Son frère aîné, Jacob, s’est beaucoup occupé de l’accueil des Juifs allemands, surtout après 1933. Il les aidait dans leurs démarches, les emmenait à la Préfecture, où il connaissait quelqu’un pour avoir des papiers ou pour trouver des appartements. Renée allait souvent garder son premier enfant, né en 1934. En même temps, l’inquiétude commençait à poindre chez ses parents, et son père voulait que la famille parte aux États-Unis. Sa sœur, qui avait dix-sept ans, a refusé, entraînant tous les autres. Ils sont donc restés.
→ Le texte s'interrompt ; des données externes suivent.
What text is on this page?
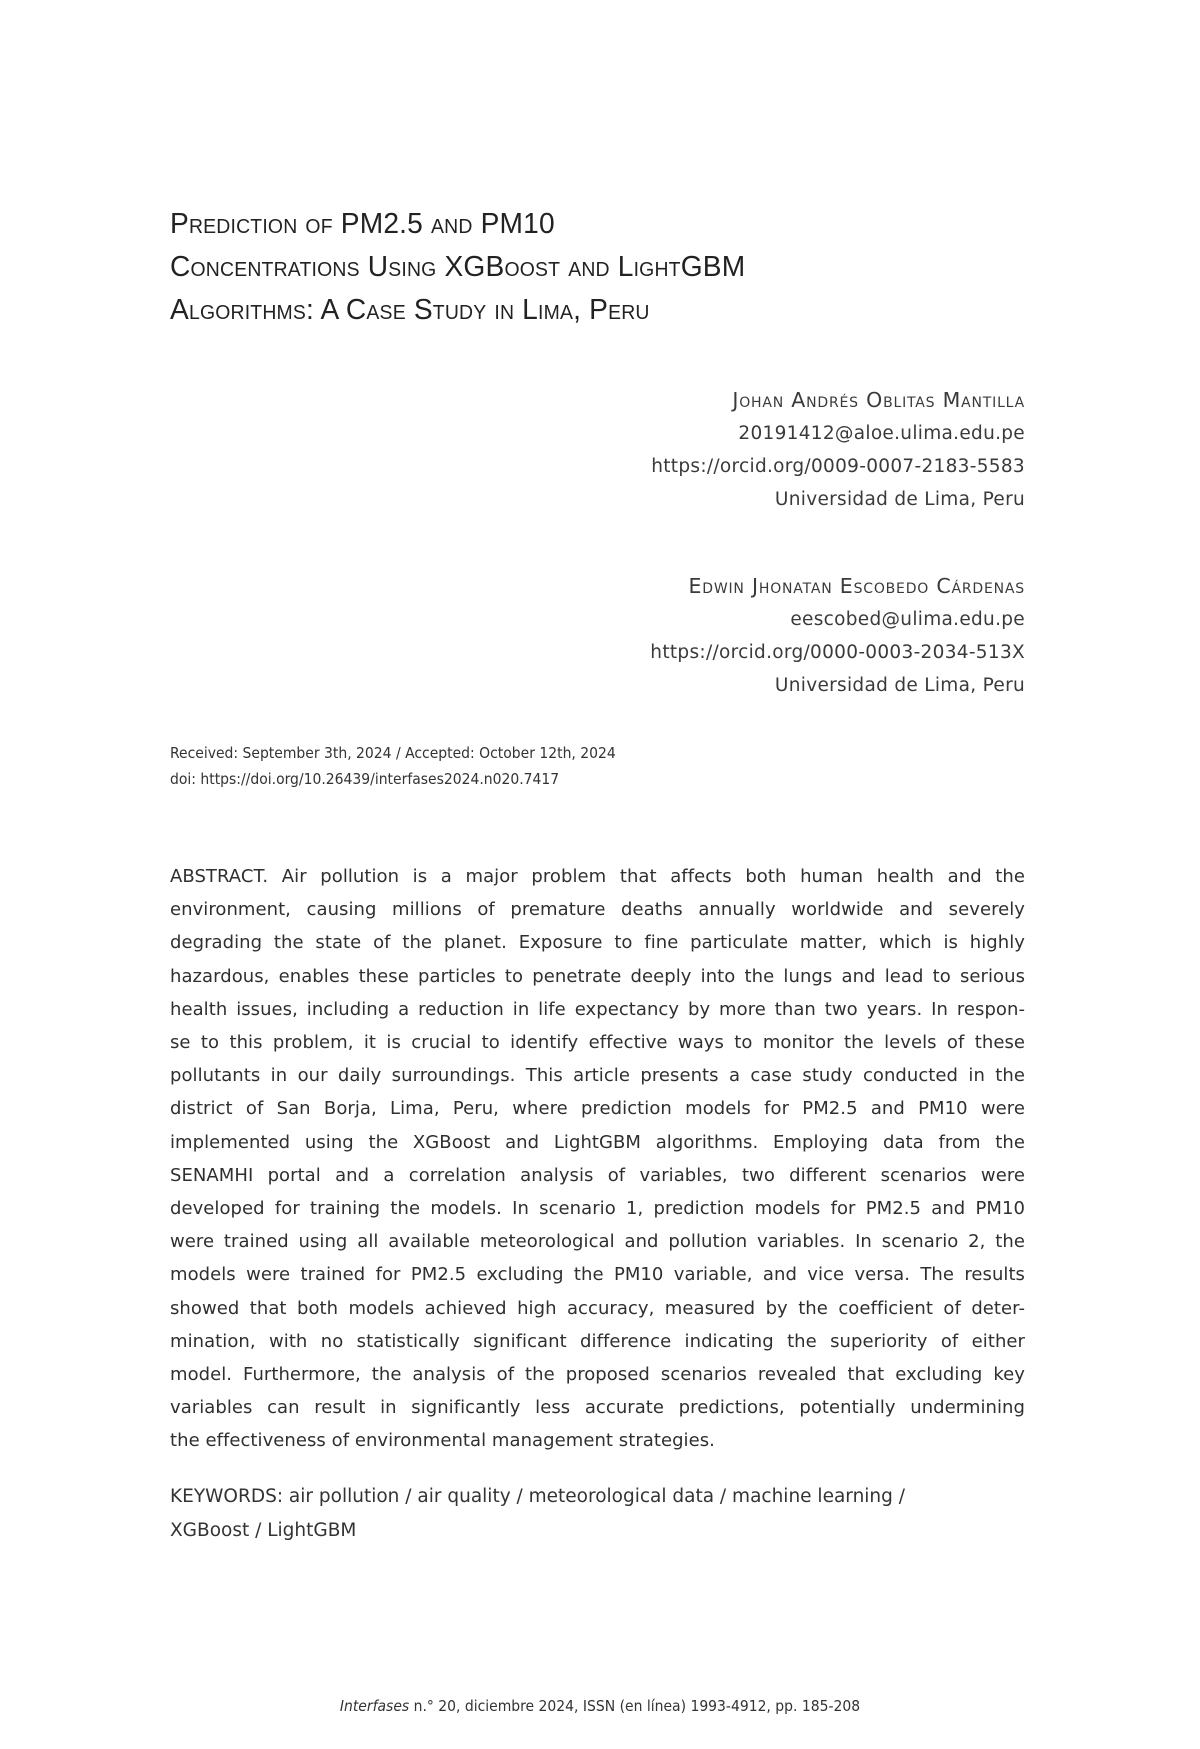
Prediction of PM2.5 and PM10
Concentrations Using XGBoost and LightGBM
Algorithms: A Case Study in Lima, Peru
Johan Andrés Oblitas Mantilla
20191412@aloe.ulima.edu.pe
https://orcid.org/0009-0007-2183-5583
Universidad de Lima, Peru
Edwin Jhonatan Escobedo Cárdenas
eescobed@ulima.edu.pe
https://orcid.org/0000-0003-2034-513X
Universidad de Lima, Peru
Received: September 3th, 2024 / Accepted: October 12th, 2024
doi: https://doi.org/10.26439/interfases2024.n020.7417

ABSTRACT. Air pollution is a major problem that affects both human health and the
environment, causing millions of premature deaths annually worldwide and severely
degrading the state of the planet. Exposure to fine particulate matter, which is highly
hazardous, enables these particles to penetrate deeply into the lungs and lead to serious
health issues, including a reduction in life expectancy by more than two years. In respon-
se to this problem, it is crucial to identify effective ways to monitor the levels of these
pollutants in our daily surroundings. This article presents a case study conducted in the
district of San Borja, Lima, Peru, where prediction models for PM2.5 and PM10 were
implemented using the XGBoost and LightGBM algorithms. Employing data from the
SENAMHI portal and a correlation analysis of variables, two different scenarios were
developed for training the models. In scenario 1, prediction models for PM2.5 and PM10
were trained using all available meteorological and pollution variables. In scenario 2, the
models were trained for PM2.5 excluding the PM10 variable, and vice versa. The results
showed that both models achieved high accuracy, measured by the coefficient of deter-
mination, with no statistically significant difference indicating the superiority of either
model. Furthermore, the analysis of the proposed scenarios revealed that excluding key
variables can result in significantly less accurate predictions, potentially undermining
the effectiveness of environmental management strategies.

KEYWORDS: air pollution / air quality / meteorological data / machine learning /
XGBoost / LightGBM
Interfases n.° 20, diciembre 2024, ISSN (en línea) 1993-4912, pp. 185-208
En septembre 1939, Renée Krystal devait épouser Victor Ornstein, un ami de la famille qui, mobilisé, est fait prisonnier et envoyé dans un stalag. Ils se marient lors d’une permission spéciale en avril 1940. Renée a vingt ans. Elle cherche à travailler à la Croix-Rouge, qui refuse à cause du statut des Juifs. Elle postule alors pour un poste d’assistante sociale à l’Union générale des Israélites de France (UGIF), créée par le gouvernement de Vichy, à la demande des Allemands pour regrouper tous les Juifs. Elle va se former sur le tas, avec les conseils d’une autre assistante sociale Madeleine Kahn-Meyer. Elle est chargée de venir en aide aux Juifs nécessiteux du 4e arrondissement de Paris, puis du 13e. Son premier « client » est un malade sorti de l’Hôtel-Dieu qui devait être ramené chez lui. Elle se souvient :

« Il n’avait strictement rien et il fallait s’en occuper. Je me suis rendue à son domicile. Quelle tristesse. C’était au fond d’un couloir, il n’y avait pas de portes. C’était un rideau qui faisait office de portes. Lui avait un lit, une table et je ne sais pas ce qu’il y avait d’autre. Mais c’est tout ce que j’avais remarqué. On m’avait prévenue qu’il était sale, qu’il fallait le laver, lui couper les cheveux et surtout lui laver la tête, car on pensait qu’il avait des poux. Je suis retournée à mon bureau. Je ne savais pas vraiment comment m’organiser, car c’était la première personne. Mais rapidement, j’ai trouvé quelqu’un qui s’est complètement occupé de ça. Je suis allée avec cette personne retrouver mon malade et on s’est occupé de tout. J’ai pu à l’époque m’organiser avec la concierge pour qu’elle lui achète de quoi manger. Bien sûr, l’UGIF l’a remboursé et l’a aidé pour vivre. Je l’ai suivi à plusieurs reprises. Il était rétabli. »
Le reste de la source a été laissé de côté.